The retired diner owner in front of me murmured to the Baptist minister's wife behind me, "Doesn't anyone in this town have a job?" Apparently none of us did this morning. "Bored? Aimless? Why not vote?" It could be a slogan. I must say, however, that people seemed pretty jittery. As if, like me, they were mysteriously affected with nerves.

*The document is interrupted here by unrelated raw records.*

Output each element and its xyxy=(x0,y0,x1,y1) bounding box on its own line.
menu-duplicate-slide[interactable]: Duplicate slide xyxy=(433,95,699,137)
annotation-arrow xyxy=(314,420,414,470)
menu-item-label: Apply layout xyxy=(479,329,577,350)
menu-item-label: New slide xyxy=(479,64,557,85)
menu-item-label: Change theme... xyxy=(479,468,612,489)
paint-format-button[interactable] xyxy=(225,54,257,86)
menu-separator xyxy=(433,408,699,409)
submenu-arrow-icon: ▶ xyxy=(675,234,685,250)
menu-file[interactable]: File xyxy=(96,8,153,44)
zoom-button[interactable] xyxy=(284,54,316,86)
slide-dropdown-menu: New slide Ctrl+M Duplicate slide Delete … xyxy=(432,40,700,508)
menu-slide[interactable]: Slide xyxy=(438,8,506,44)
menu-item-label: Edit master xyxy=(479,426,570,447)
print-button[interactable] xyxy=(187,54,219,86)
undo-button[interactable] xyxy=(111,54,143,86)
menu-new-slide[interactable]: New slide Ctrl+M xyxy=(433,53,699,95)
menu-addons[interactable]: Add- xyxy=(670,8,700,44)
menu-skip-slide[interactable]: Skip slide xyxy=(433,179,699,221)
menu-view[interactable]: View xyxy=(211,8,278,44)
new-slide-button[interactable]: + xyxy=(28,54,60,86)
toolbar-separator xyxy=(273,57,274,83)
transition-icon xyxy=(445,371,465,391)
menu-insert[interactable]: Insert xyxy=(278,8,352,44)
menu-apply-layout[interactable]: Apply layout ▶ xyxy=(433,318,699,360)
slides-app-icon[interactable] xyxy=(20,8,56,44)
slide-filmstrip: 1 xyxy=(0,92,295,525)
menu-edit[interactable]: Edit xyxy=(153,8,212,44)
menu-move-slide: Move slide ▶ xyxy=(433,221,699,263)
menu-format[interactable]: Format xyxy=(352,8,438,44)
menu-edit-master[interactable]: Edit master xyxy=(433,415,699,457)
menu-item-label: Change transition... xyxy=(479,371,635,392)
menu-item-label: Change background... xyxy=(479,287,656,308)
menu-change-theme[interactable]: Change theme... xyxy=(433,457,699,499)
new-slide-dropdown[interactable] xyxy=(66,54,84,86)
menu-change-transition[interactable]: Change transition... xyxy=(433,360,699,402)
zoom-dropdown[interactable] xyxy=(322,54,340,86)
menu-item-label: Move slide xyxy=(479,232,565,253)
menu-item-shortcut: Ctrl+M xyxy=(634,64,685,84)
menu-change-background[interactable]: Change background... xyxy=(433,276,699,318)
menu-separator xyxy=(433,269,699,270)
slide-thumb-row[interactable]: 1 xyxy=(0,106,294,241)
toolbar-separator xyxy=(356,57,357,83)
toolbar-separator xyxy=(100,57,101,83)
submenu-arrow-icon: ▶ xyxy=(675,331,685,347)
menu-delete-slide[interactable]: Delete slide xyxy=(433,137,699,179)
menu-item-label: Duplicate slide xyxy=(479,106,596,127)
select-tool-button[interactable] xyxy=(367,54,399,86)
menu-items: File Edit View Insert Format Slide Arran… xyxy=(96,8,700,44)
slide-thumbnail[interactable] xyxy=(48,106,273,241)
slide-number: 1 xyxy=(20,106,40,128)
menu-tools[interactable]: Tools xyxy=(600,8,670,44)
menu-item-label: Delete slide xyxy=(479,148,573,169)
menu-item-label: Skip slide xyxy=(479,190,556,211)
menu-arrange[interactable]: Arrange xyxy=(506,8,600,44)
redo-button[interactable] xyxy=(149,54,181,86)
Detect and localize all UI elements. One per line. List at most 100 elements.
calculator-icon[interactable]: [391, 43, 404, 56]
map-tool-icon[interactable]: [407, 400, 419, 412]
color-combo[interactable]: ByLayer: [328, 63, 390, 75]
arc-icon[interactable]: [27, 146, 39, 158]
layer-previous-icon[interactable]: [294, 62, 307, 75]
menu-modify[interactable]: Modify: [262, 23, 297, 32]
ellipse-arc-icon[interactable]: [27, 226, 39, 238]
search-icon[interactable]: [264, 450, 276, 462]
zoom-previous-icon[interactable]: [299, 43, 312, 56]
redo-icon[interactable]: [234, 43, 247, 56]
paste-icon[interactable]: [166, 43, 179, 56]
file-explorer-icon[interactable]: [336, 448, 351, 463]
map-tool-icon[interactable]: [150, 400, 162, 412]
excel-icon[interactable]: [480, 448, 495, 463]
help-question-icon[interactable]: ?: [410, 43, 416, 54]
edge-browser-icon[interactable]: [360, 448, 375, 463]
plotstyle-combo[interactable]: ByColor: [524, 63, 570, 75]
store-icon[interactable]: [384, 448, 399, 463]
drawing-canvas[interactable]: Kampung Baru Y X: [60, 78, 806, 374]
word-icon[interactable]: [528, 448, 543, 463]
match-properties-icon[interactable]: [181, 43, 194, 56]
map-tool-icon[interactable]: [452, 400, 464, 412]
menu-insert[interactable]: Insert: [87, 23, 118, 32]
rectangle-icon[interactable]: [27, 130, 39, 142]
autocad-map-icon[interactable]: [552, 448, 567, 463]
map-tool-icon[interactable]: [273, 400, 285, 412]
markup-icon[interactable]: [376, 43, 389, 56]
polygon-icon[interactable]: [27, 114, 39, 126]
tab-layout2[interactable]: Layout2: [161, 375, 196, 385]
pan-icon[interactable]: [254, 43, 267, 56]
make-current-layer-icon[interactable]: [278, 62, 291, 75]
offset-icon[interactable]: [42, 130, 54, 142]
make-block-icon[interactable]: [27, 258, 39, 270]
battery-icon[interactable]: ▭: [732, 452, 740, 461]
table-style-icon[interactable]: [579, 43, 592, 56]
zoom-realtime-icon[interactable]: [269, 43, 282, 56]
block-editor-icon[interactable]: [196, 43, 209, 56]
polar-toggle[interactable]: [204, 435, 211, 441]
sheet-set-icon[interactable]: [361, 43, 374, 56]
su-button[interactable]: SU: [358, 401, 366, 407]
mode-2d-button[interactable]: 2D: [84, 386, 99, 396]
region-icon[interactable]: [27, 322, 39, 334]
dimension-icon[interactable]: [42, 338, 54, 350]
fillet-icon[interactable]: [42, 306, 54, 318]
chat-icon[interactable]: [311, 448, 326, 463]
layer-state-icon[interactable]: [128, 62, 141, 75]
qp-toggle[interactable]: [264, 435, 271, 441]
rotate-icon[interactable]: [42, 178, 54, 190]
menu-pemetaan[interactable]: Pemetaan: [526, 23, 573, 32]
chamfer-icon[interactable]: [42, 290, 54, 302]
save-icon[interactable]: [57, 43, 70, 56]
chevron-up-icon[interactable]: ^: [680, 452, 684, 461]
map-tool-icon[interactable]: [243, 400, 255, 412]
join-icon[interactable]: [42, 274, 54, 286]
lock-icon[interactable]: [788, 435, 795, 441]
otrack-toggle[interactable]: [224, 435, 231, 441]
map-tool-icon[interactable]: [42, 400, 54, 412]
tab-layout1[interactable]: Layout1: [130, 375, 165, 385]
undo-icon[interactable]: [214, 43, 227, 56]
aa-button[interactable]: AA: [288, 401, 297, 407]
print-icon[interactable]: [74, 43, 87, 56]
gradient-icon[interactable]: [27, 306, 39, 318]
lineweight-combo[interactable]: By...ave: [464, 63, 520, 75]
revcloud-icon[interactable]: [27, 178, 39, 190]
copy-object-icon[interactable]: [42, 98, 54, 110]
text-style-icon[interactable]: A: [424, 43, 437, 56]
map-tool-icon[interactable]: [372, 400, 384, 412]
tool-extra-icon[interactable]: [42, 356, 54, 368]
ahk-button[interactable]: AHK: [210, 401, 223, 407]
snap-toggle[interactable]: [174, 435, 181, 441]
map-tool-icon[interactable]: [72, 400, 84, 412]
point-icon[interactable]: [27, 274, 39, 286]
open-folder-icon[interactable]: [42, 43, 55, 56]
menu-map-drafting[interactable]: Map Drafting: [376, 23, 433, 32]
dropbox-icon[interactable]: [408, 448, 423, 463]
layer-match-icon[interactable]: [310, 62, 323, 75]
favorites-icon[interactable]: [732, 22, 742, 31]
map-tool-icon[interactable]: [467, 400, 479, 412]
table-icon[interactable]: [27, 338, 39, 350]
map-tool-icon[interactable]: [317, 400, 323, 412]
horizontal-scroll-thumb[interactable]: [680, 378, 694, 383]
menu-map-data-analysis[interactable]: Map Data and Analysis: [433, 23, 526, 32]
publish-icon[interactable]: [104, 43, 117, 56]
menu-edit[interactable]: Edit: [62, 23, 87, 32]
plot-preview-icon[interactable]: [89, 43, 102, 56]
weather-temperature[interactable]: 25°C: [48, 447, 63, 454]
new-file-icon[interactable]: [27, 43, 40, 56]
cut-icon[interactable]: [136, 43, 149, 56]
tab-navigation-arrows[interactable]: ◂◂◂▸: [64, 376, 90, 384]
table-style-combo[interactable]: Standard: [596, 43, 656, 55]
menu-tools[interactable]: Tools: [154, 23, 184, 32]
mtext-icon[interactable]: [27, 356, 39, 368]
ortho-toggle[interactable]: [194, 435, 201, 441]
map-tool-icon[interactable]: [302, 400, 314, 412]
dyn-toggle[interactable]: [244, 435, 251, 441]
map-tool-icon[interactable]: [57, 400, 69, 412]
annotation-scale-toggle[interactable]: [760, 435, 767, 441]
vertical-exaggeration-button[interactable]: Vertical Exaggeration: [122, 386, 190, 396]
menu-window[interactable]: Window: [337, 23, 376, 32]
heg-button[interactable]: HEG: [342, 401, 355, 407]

Saturday, November 1, 2008

Another Halloween behind us, and the haunted house in Harmony's old grange hall was a great success. My older son was one of the players and got to spend the entire evening with his head on a platter while eighth-grade girls tousled his hair and spilled fake blood on him. By the time he got home, he looked like he'd been ravaged by pit bulls. My younger son was dressed as a Skeleton Priest, whatever that might be, and spent the evening running around and shrieking with various other nine- through eleven-year-old boys. As the assigned player of scary piano music, I needed to dress for the part; so I came up with an outfit consisting of a late-50s A-line wool coat with a fur collar, baggy stockings and chunky shoes, a headscarf, badly applied lipstick, and glasses sliding down my nose. I looked surprisingly like Ethel Rosenberg; and because it's politics season, I should have topped off the costume with a Communist party sign pinned to my coat. But of course that wouldn't fly in Harmony, land of the free and home of the brave, so I substituted some Roosevelt New Deal propaganda and then peacefully banged out my repertoire of goblin songs, etc., while sorties of very small children in cow costumes (why were cows so popular this year among the under-two set?) haplessly pursued black and orange balloons and teenage girls displayed their ripped fishnet stockings and the Skeleton Priest hallooed and our staid elementary school secretary wandered by wearing a truly remarkable flowing curly white wig that made her a dead ringer for Montaigne.